From the Taussig collection the library has acquired a number of rare volumes dealing with commercial law. Most date to the eighteenth century, and many offer insights into the practices of local English merchants and the statutory and case law which regulated them. The volume, Points in Law and Equity (London, 1792), aims to aid merchants who lacked “information as to many of the points of law” concerning the “immense” volume of commerce that passed daily throughout England. Organized as a digest with alphabetically-arranged precepts excerpted from statutes and case reports, it advises that promissory notes, where money is knowingly lent for the sake of gambling, are void (37); or that a factor (or commercial employee) to whom a balance is due, has a lien on the goods of the owner in the employee’s possession (96). A contemporary work, The Law of Trade, or A Digest of the Law, gives a fuller summary of important case law on legal questions relating to merchants and trade. Our volume has no place or date—though it was published probably around 1800—and has not been located in other libraries.
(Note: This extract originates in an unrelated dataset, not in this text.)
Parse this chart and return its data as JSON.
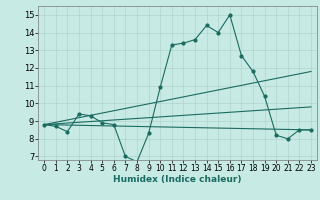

Several of the books on commerce and merchant law are more international in scope. The Lex Mercatoria Rediviva, or the Merchant’s Directory (London, 1751?), deals with aspects of trade familiar since the medieval period, including bills of exchange and maritime insurance, but also treats complex contemporary cases and guides merchants through the intricacies of trade in foreign countries. The work is a terrific resource for studying the laws and customs in force in European countries in the mid-eighteenth century, and a good source for the products and economies merchants navigated as they traveled between ports and inland markets.
The Taussig acquisitions were funded in large part by a generous grant from Yale Law School’s Oscar M. Ruebhausen Fund.